In the case of chemo, the discomfort is usually simply a memory after 60 days. In my case, Cisplatin administered only three times (concurrent with 8 weeks radiation) caused me to lose my sense of taste and made (and kept) me so nauseated that I could only keep one bottle (8 oz) of Ensure Plus (350) cal in my stomach in a day. I went from a solid, athletic 192 to an emaciated 154 in 90 days.

Sense of taste returns, slowly.

Neuropathy is a common side effect of most chemo agents, so one needs to be aware of what is going on inside your skin. Pay close attention to your fingers and toes, and to your ears (hearing) and promptly notify your lead oncologist if you notice any changes (you will.) They will likely make some change in the drugs to reduce or avoid further neuropathy.

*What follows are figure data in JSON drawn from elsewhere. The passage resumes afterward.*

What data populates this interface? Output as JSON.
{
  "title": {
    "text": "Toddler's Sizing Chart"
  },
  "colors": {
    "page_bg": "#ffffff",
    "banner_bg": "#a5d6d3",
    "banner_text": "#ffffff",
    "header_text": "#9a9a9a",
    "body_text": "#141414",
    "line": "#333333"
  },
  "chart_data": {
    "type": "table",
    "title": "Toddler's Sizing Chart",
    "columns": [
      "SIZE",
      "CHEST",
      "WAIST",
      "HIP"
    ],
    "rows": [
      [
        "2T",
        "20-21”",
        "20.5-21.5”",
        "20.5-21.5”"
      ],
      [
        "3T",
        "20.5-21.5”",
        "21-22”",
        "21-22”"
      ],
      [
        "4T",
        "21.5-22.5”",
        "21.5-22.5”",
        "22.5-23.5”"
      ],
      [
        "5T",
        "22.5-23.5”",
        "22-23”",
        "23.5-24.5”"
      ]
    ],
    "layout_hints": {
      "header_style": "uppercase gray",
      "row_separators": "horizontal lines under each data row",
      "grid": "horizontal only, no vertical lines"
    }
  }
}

Be alert for Tinnitus. This signals neuropathy in your hearing; and be alert for for tingling/prickly feeling or numbness in your fingers or toes.

Try to relax, remind yourself that you are taking whatever measures can be taken and thus you've done all you can; and let it go. Look around this forum, we've all been through this and are living. You will be fine, if not in an absolute sense, but in the only sense that matters. You will be.

Good luck, and focus on your good fortune in living in an era when this is no longer a death sentence!